Wir haben Ungarnstudien und Forschungen, wir haben eine wunderbare Ausstellung über die vierhundert Jahre der dynastischen Herrschaft der Árpáden und über die ungarischen Heiligen. Wir haben das Fundament erreicht. Jetzt sollten wir weitermachen. Ich hoffe, dass es nach den Wahlen am 3. April weiter eine Möglichkeit geben wird, dies zu tun.
- Sie haben einige ziemlich harte Beobachtungen über das moderne Zeitalter.
- Weil ich keiner dieser partei- oder ideologiehörigen, geldgierigen Medienversteher, Lohnempfänger bin. Seit vierzig Jahren sage ich immer wieder die Wahrheit, die in vielen Fällen bewiesen ist, ohne sie schönzureden und ohne Schmeicheleien. In vierzig Jahren war ich weder ein Kommunist noch ein Liberaler, wie die „Experten“ der heutigen nationalen Presse, die gerade wegen ihrer Sozialisierung in dieser Richtung keine Ahnung haben wovon ich rede, wenn es um das Christentum geht. Ein unbestrittener guter Wille ohne eine gewisse Kenntnis der Dinge ist nur ein Tropfen auf dem heißen Stein.
- Ich habe Hemmungen, Sie zu fragen, was Sie vom Krieg und seinem Ausgang halten?
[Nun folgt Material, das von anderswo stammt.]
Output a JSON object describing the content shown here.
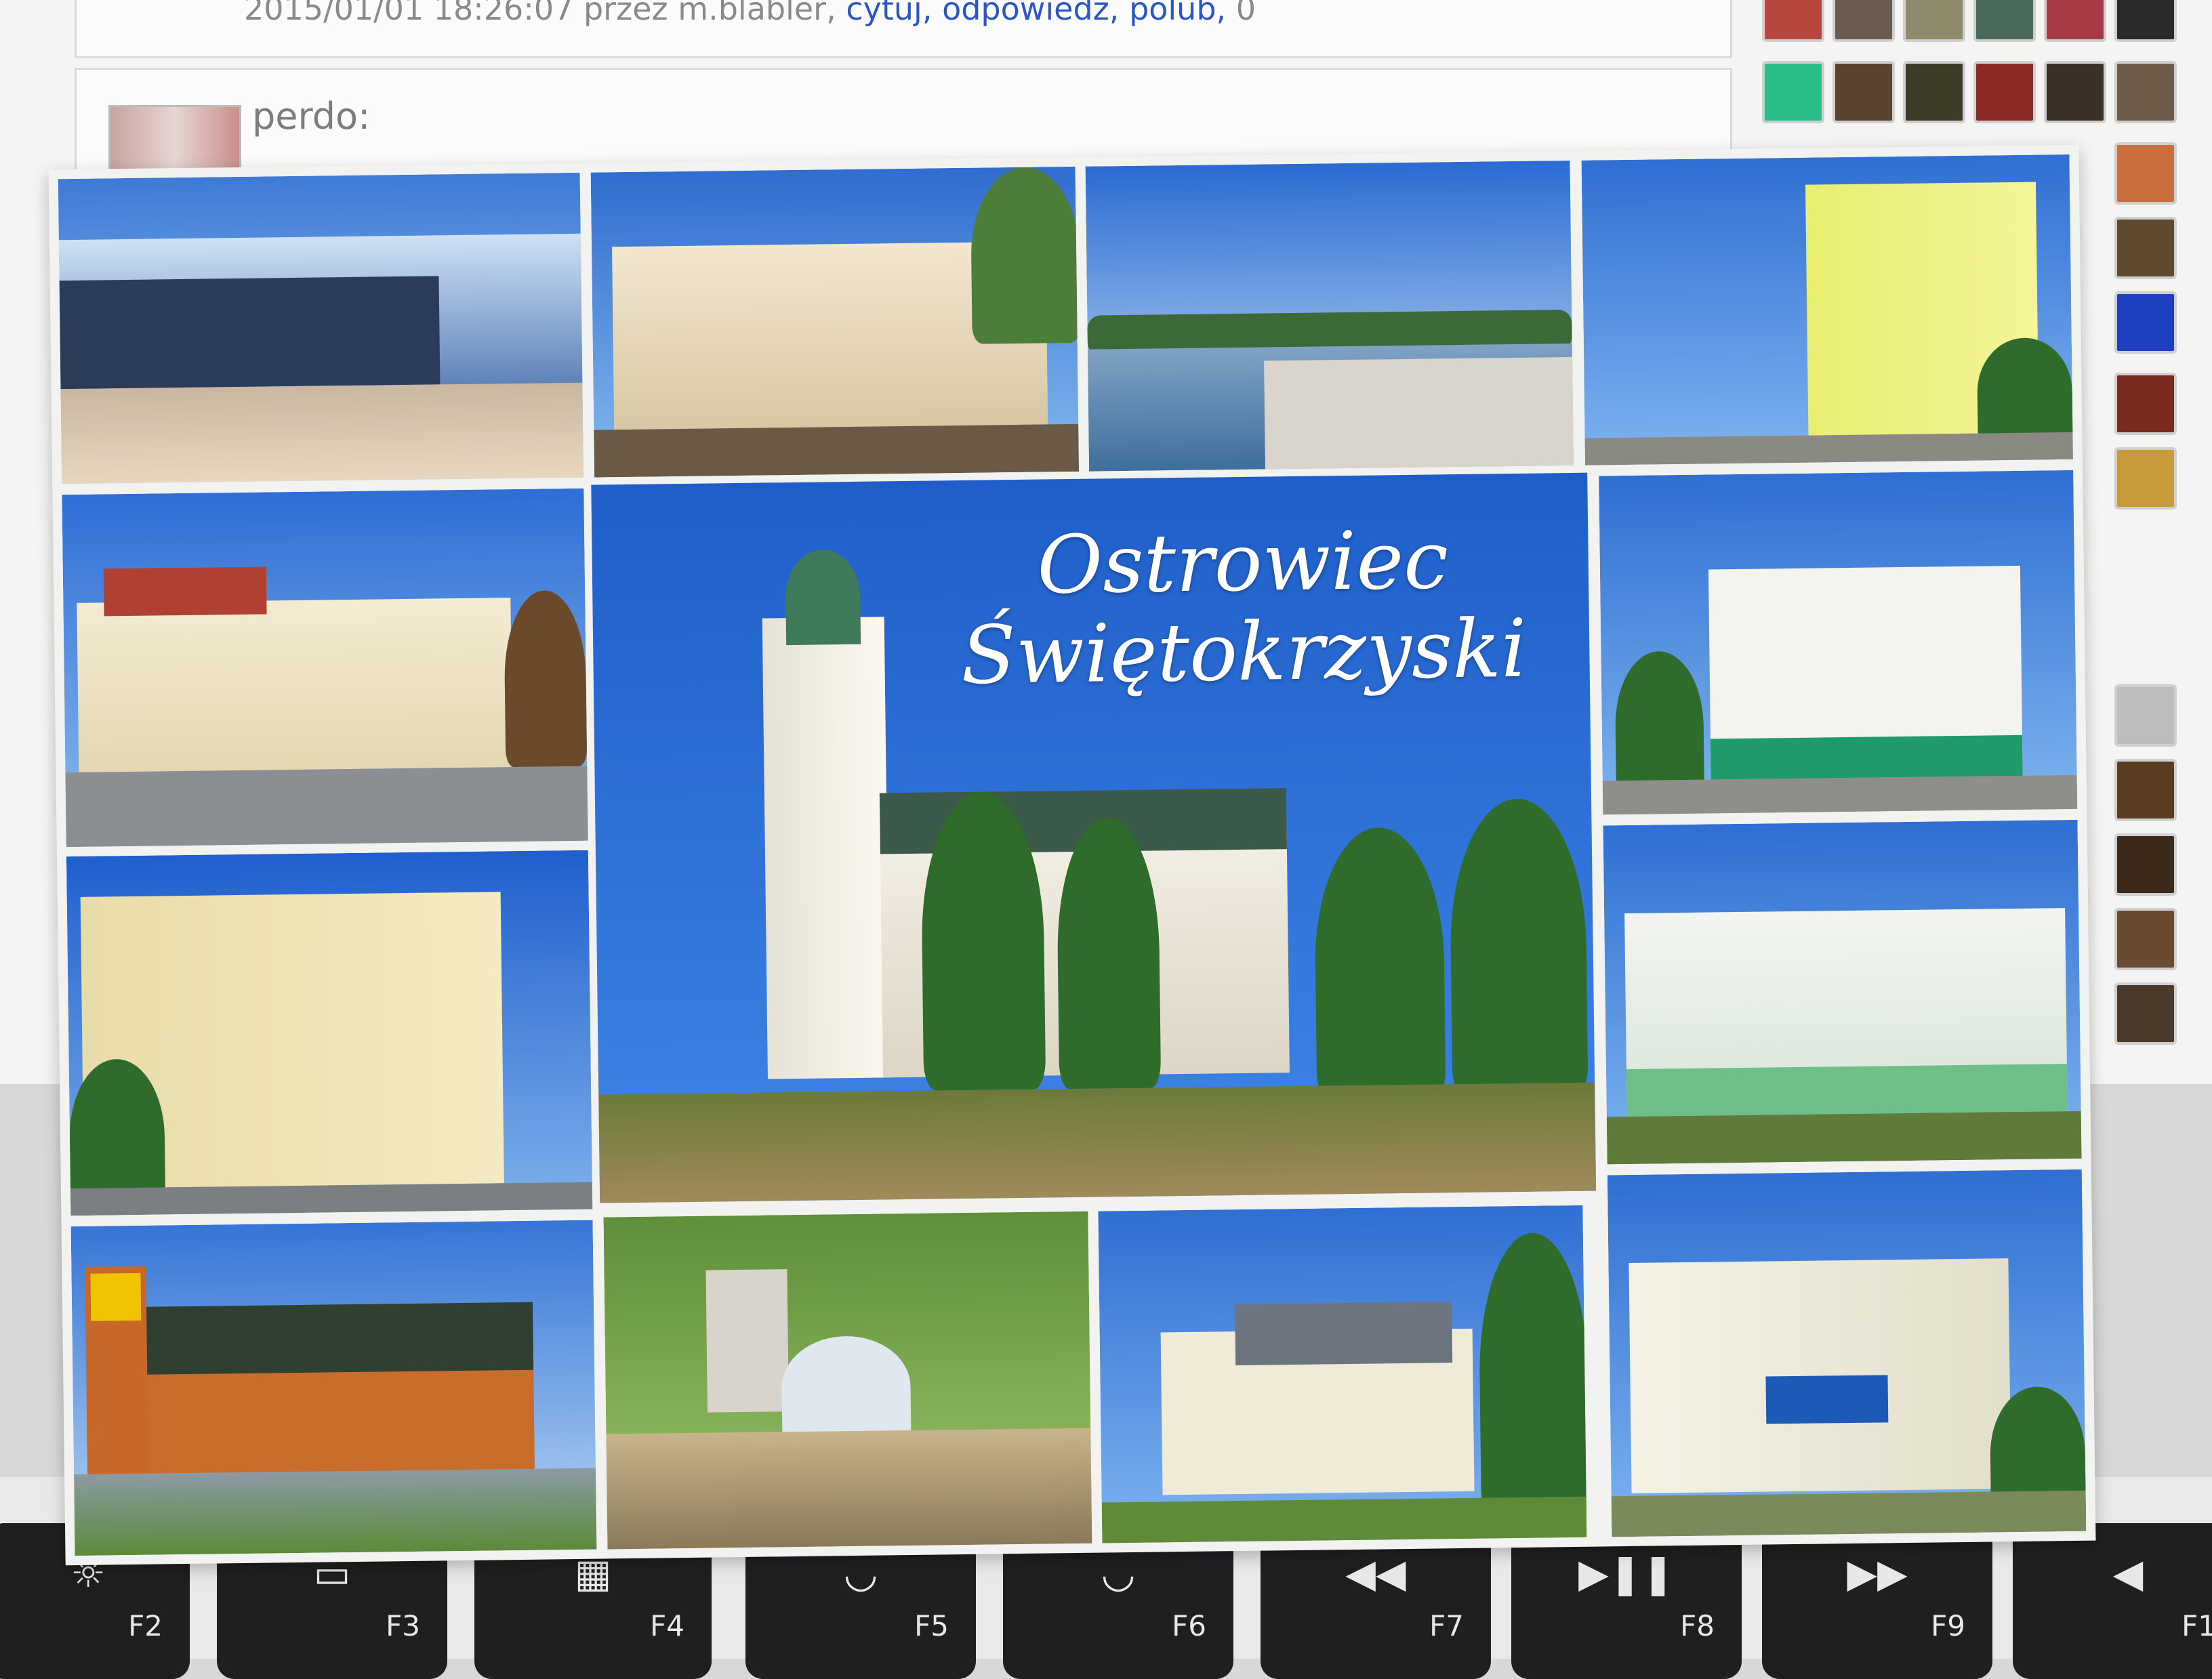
{
  "screen": {
    "comment_meta_prefix": "2015/01/01 18:26:07 przez m.blabler,",
    "comment_actions": [
      "cytuj,",
      "odpowiedz,",
      "polub,"
    ],
    "comment_likes": "0",
    "comment_author": "perdo:"
  },
  "postcard": {
    "title_line1": "Ostrowiec",
    "title_line2": "Świętokrzyski"
  },
  "keyboard": {
    "keys": [
      {
        "label": "F2",
        "icon": "brightness-up-icon",
        "glyph": "☼"
      },
      {
        "label": "F3",
        "icon": "mission-control-icon",
        "glyph": "▭"
      },
      {
        "label": "F4",
        "icon": "launchpad-icon",
        "glyph": "▦"
      },
      {
        "label": "F5",
        "icon": "keyboard-light-down-icon",
        "glyph": "◡"
      },
      {
        "label": "F6",
        "icon": "keyboard-light-up-icon",
        "glyph": "◡"
      },
      {
        "label": "F7",
        "icon": "rewind-icon",
        "glyph": "◀◀"
      },
      {
        "label": "F8",
        "icon": "play-pause-icon",
        "glyph": "▶❚❚"
      },
      {
        "label": "F9",
        "icon": "fast-forward-icon",
        "glyph": "▶▶"
      },
      {
        "label": "F1",
        "icon": "mute-icon",
        "glyph": "◀"
      }
    ]
  },
  "colors": {
    "postcard_blue": "#2a6fd8",
    "link_blue": "#2a56c6"
  }
}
- Schauen Sie, ich bin kein Wahrsager. Aber da in der heutigen Weltpolitik ein Kampf zwischen abartigen und wahnsinnigen politischen Kräften stattfindet, schließe ich die Möglichkeit vom Ende dieser Zivilisation, wie wir sie heute kennen, nicht aus. Man fürchtet sich vor Nuklearwaffen, aber je mehr man sich in den Krieg einmischt, desto mehr läuft man Gefahr, in einen Atomkrieg zu geraten. Denn im Krieg ist die Vernunft dahin, die Menschlichkeit verschwindet, „die Musen schweigen“. Die
verlogene und niederträchtige Haltung, die die Welt an diesen Punkt gebracht hat, führt zum dritten Krieg [in Europa] innerhalb von 108 Jahren. Und das muss ein Ende haben. So oder so, man kann keinen Krieg gegen die Normalität führen. Die Normalität gewinnt immer. Es gab schon einmal eine Zivilisation wie die unsere auf der Erde. Es gibt zahlreiche Beweise. Und es wird nach uns auch eine kommen. Aber es wäre bedauerlich, so weit zu kommen. Wir hätten in Frieden, Liebe und dem damit verbundenen Wohlstand leben können. Brauchten wir doch nicht! Die Welt ist von einem mörderischen, hasserfüllten, gierigen, utilitaristischen und unmenschlichen Geist durchdrungen, der im Kapitalismus und im Sozialismus sichtbar geworden ist. Die Mischung aus Kommunismus und Faschismus wütet und zerstört jetzt immer wieder in einem noch nie dagewesenen Ausmaß. Das könnte tödlich enden. Der gesunde Menschenverstand kann diesen Prozess nicht mehr umkehren. Der Krieg ist daher leider unvermeidlich. Es musste etwas passieren, um fehlgeleitete Gesellschaften, moralisch verkommene europäische Führungen und Völker, die die Logik der Schöpfung ablehnen und mit zweierlei Maß messen, zu ernüchtern. Ich kann nur hoffen, dass Europa wieder lernen wird, zu beten und an Gott zu glauben! Wenn nicht, wird sie zerstört. Und das wird nicht die Strafe Gottes sein, sondern das Ergebnis der menschlichen Dummheit, des Unverständnisses und der Primitivität.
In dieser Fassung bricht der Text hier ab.